Apple's radical new Mac server strategy

Mac OS X Lion Server represents a shift toward supporting fleets of iPhones and iPads on business networks

The first app made for Lion to hit the App Store is a real eye-opener: Mac OS X Lion Server, costing $49, a tiny fraction of Snow Leopard Server's $499 price tag. With that, Mac OS X Server as we knew it is no more. To sweeten the deal, Apple is throwing in Xsan, the SAN software Apple used to sell for $999. With Mac OS X Lion Server, a Mac Pro with a Fibre Channel card becomes a scary-fast, bulletproof distributed storage server for Mac networks.

Sounds like a steal, but it's also a move that raises prickly questions. Critics will point to Lion Server's drop in price, the abolishment of node-locked licensing, and simplification of the administrative GUI as foreshadowing Apple's departure from the server market. The $49 price tag doesn't mitigate the risk of implementing a server platform that's in decline.

However, I seriously doubt that's an issue. Lion Server looks nothing like a last gasp. It appears instead to signal a shift in mission: Instead of trying to displace enterprise Windows, Linux, and big iron Unix servers, Lion Server focuses primarily on providing easily managed native network services to workgroups of iOS and Mac users. One server facility in particular illustrates Apple's new approach.

Lion Server's Profile Manager is key to enterprise deployments of iOS devices. For user-owned devices that connect to company infrastructure, Profile Manager can configure the device for company services, including services not hosted by Mac OS X or iCloud. Company-owned iPads and iPhones can be locked down with profiles that apply to arbitrarily defined groups of users or devices. In both cases, all the user has to do is visit a Web portal that Lion sets up and hosts automatically; no tethering to an IT configuration terminal is required. After the profile is loaded, updates can be pushed to a device over the air, along with emergency commands like remote wipe and password change.

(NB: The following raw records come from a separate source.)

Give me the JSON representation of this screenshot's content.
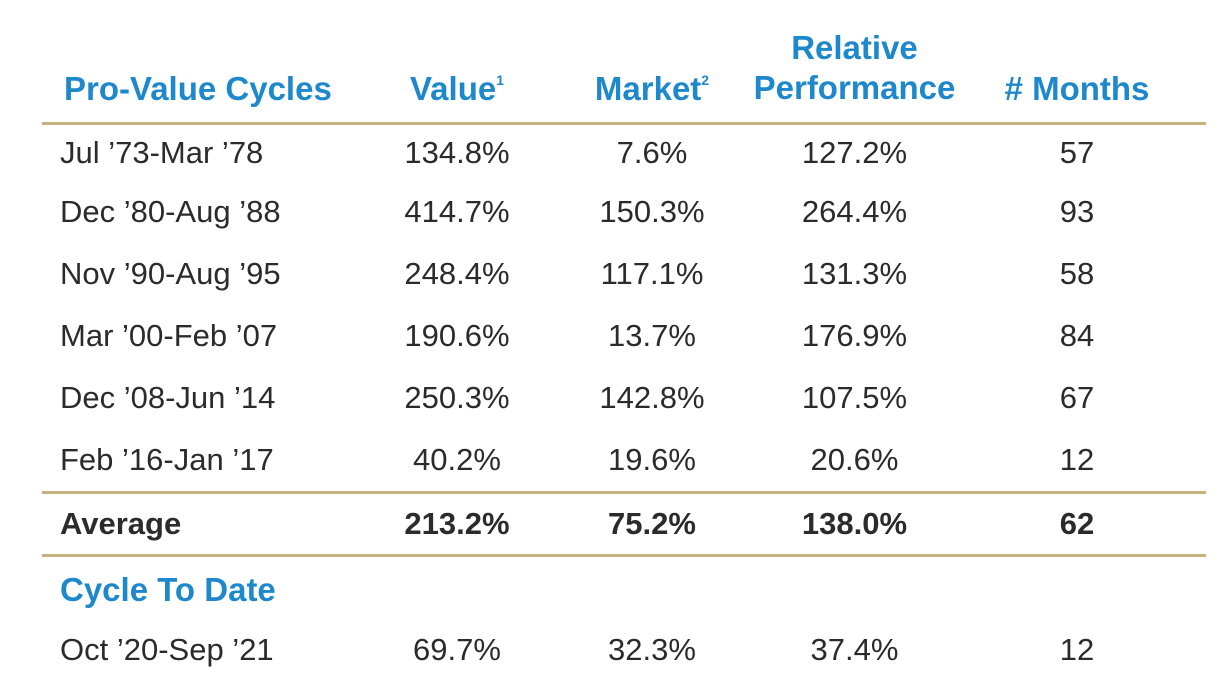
{
  "headers": {
    "cycle": "Pro-Value Cycles",
    "value": "Value",
    "value_note": "1",
    "market": "Market",
    "market_note": "2",
    "relative_line1": "Relative",
    "relative_line2": "Performance",
    "months": "# Months"
  },
  "rows": [
    {
      "period": "Jul ’73-Mar ’78",
      "value": "134.8%",
      "market": "7.6%",
      "relative": "127.2%",
      "months": "57"
    },
    {
      "period": "Dec ’80-Aug ’88",
      "value": "414.7%",
      "market": "150.3%",
      "relative": "264.4%",
      "months": "93"
    },
    {
      "period": "Nov ’90-Aug ’95",
      "value": "248.4%",
      "market": "117.1%",
      "relative": "131.3%",
      "months": "58"
    },
    {
      "period": "Mar ’00-Feb ’07",
      "value": "190.6%",
      "market": "13.7%",
      "relative": "176.9%",
      "months": "84"
    },
    {
      "period": "Dec ’08-Jun ’14",
      "value": "250.3%",
      "market": "142.8%",
      "relative": "107.5%",
      "months": "67"
    },
    {
      "period": "Feb ’16-Jan ’17",
      "value": "40.2%",
      "market": "19.6%",
      "relative": "20.6%",
      "months": "12"
    }
  ],
  "average": {
    "label": "Average",
    "value": "213.2%",
    "market": "75.2%",
    "relative": "138.0%",
    "months": "62"
  },
  "cycle_to_date": {
    "title": "Cycle To Date",
    "row": {
      "period": "Oct ’20-Sep ’21",
      "value": "69.7%",
      "market": "32.3%",
      "relative": "37.4%",
      "months": "12"
    }
  },
  "colors": {
    "accent": "#1e88cc",
    "rule": "#c8b47a",
    "text": "#2b2b2b"
  }
}
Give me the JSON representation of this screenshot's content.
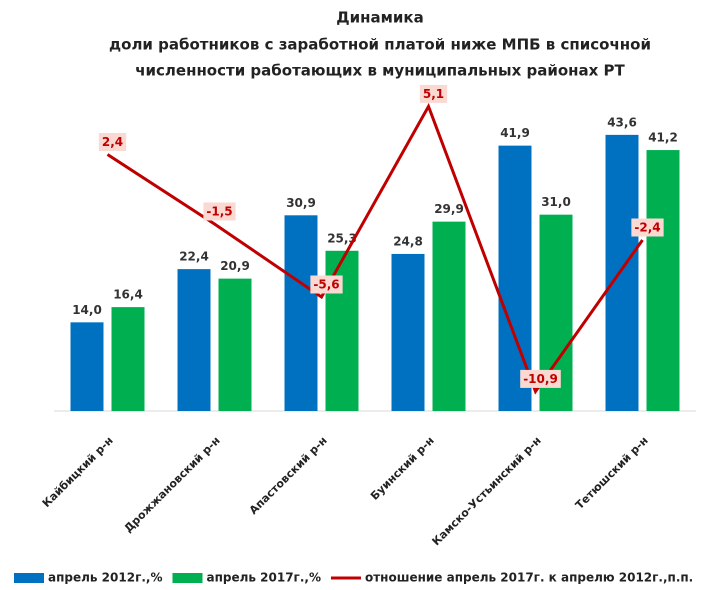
{
  "chart_data": {
    "type": "bar-line",
    "title_lines": [
      "Динамика",
      "доли работников с заработной платой ниже МПБ в списочной",
      "численности работающих в муниципальных районах РТ"
    ],
    "categories": [
      "Кайбицкий р-н",
      "Дрожжановский р-н",
      "Апастовский р-н",
      "Буинский  р-н",
      "Камско-Устьинский р-н",
      "Тетюшский р-н"
    ],
    "series": [
      {
        "name": "апрель 2012г.,%",
        "color": "#0070c0",
        "type": "bar",
        "values": [
          14.0,
          22.4,
          30.9,
          24.8,
          41.9,
          43.6
        ],
        "value_labels": [
          "14,0",
          "22,4",
          "30,9",
          "24,8",
          "41,9",
          "43,6"
        ]
      },
      {
        "name": "апрель 2017г.,%",
        "color": "#00b050",
        "type": "bar",
        "values": [
          16.4,
          20.9,
          25.3,
          29.9,
          31.0,
          41.2
        ],
        "value_labels": [
          "16,4",
          "20,9",
          "25,3",
          "29,9",
          "31,0",
          "41,2"
        ]
      },
      {
        "name": "отношение апрель 2017г. к  апрелю 2012г.,п.п.",
        "color": "#c00000",
        "type": "line",
        "axis": "y2",
        "values": [
          2.4,
          -1.5,
          -5.6,
          5.1,
          -10.9,
          -2.4
        ],
        "value_labels": [
          "2,4",
          "-1,5",
          "-5,6",
          "5,1",
          "-10,9",
          "-2,4"
        ]
      }
    ],
    "ylim": [
      0,
      45
    ],
    "y2lim": [
      -12,
      4
    ],
    "legend": "bottom"
  }
}
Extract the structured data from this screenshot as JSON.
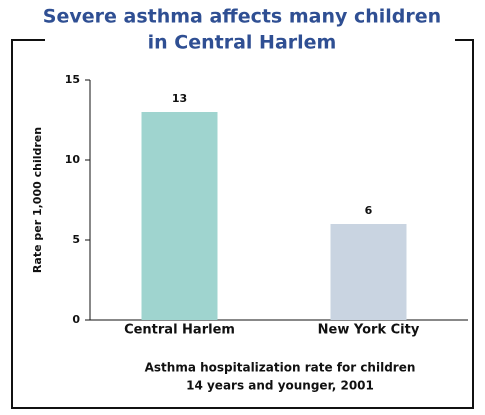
{
  "chart_data": {
    "type": "bar",
    "title": [
      "Severe asthma affects many children",
      "in Central Harlem"
    ],
    "ylabel": "Rate per 1,000 children",
    "xlabel": [
      "Asthma hospitalization rate for children",
      "14 years and younger, 2001"
    ],
    "categories": [
      "Central Harlem",
      "New York City"
    ],
    "values": [
      13,
      6
    ],
    "colors": [
      "#9fd4cf",
      "#c9d4e1"
    ],
    "ylim": [
      0,
      15
    ],
    "yticks": [
      0,
      5,
      10,
      15
    ],
    "grid": false
  }
}
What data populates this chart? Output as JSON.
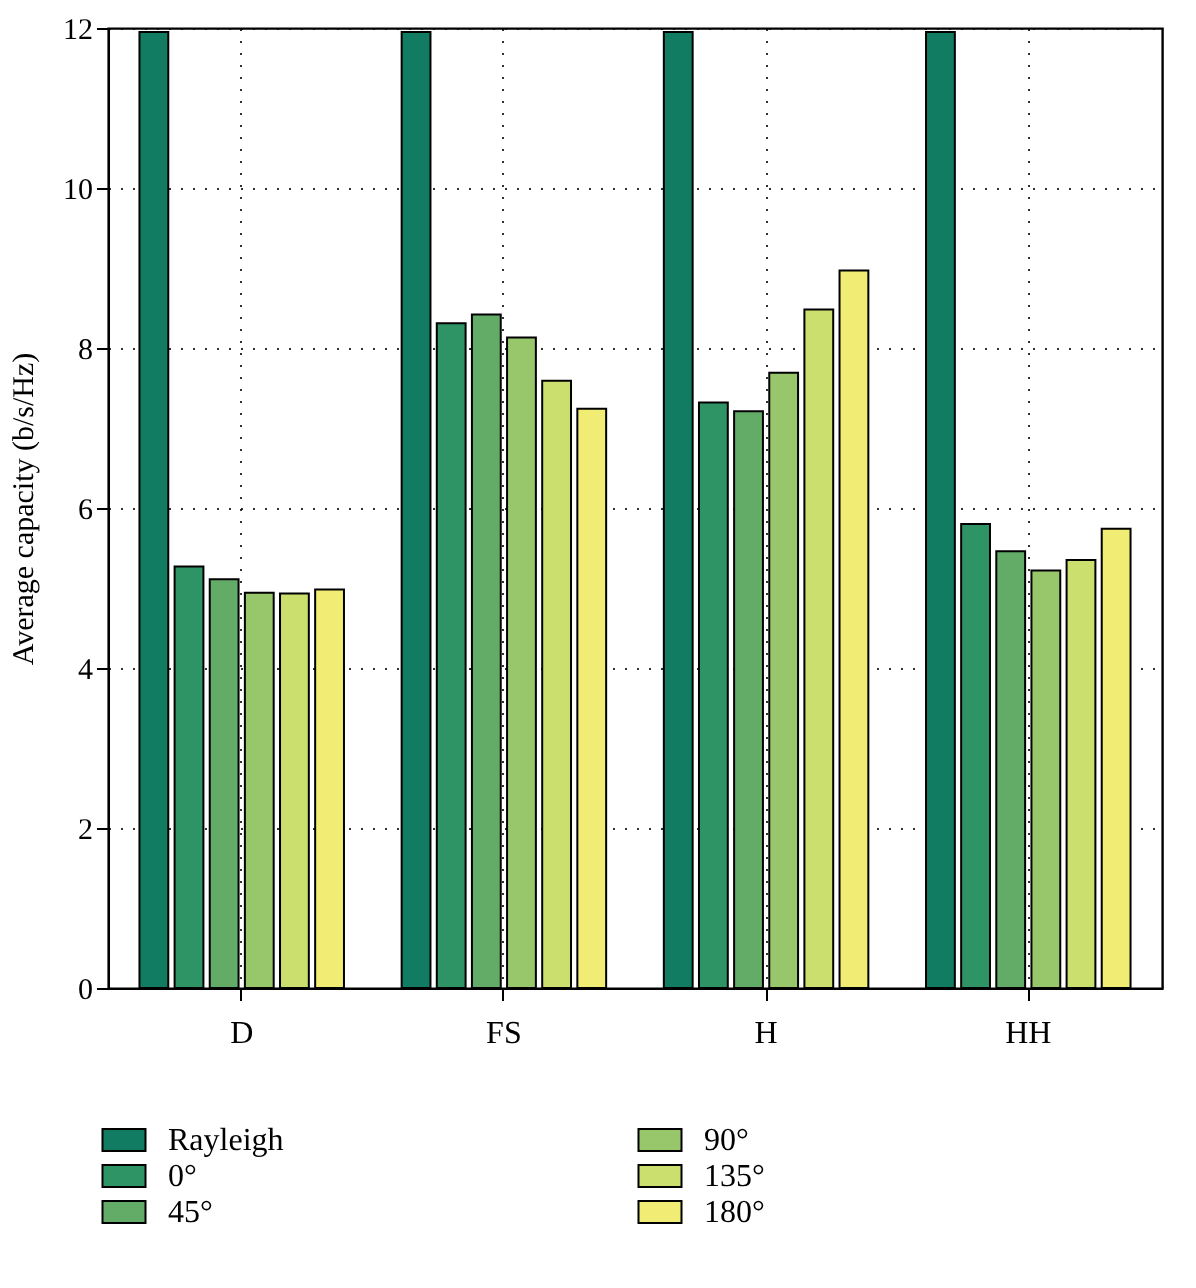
{
  "chart_data": {
    "type": "bar",
    "ylabel": "Average capacity (b/s/Hz)",
    "categories": [
      "D",
      "FS",
      "H",
      "HH"
    ],
    "series": [
      {
        "name": "Rayleigh",
        "color": "#127c62",
        "values": [
          11.95,
          11.95,
          11.95,
          11.95
        ]
      },
      {
        "name": "0°",
        "color": "#2e9466",
        "values": [
          5.27,
          8.31,
          7.32,
          5.8
        ]
      },
      {
        "name": "45°",
        "color": "#63ac68",
        "values": [
          5.11,
          8.42,
          7.21,
          5.46
        ]
      },
      {
        "name": "90°",
        "color": "#97c76a",
        "values": [
          4.94,
          8.13,
          7.69,
          5.22
        ]
      },
      {
        "name": "135°",
        "color": "#cadf6e",
        "values": [
          4.93,
          7.59,
          8.48,
          5.35
        ]
      },
      {
        "name": "180°",
        "color": "#f1ec73",
        "values": [
          4.98,
          7.24,
          8.97,
          5.74
        ]
      }
    ],
    "ylim": [
      0,
      12
    ],
    "yticks": [
      0,
      2,
      4,
      6,
      8,
      10,
      12
    ],
    "grid": true,
    "legend": "bottom"
  }
}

That's just one of Lion Server's rich array of services. For $49, it equips your network with any combination of file, email, calendar, Web, chat, podcast, VPN, directory, and backup (Mac only) services. Apple's commitment to standards means that Lion Server remains a good candidate for general-purpose use. As I've alluded to here and will elaborate on in a forthcoming review, Lion Server takes a hard turn toward usability and places an emphasis on service to users with Apple hardware.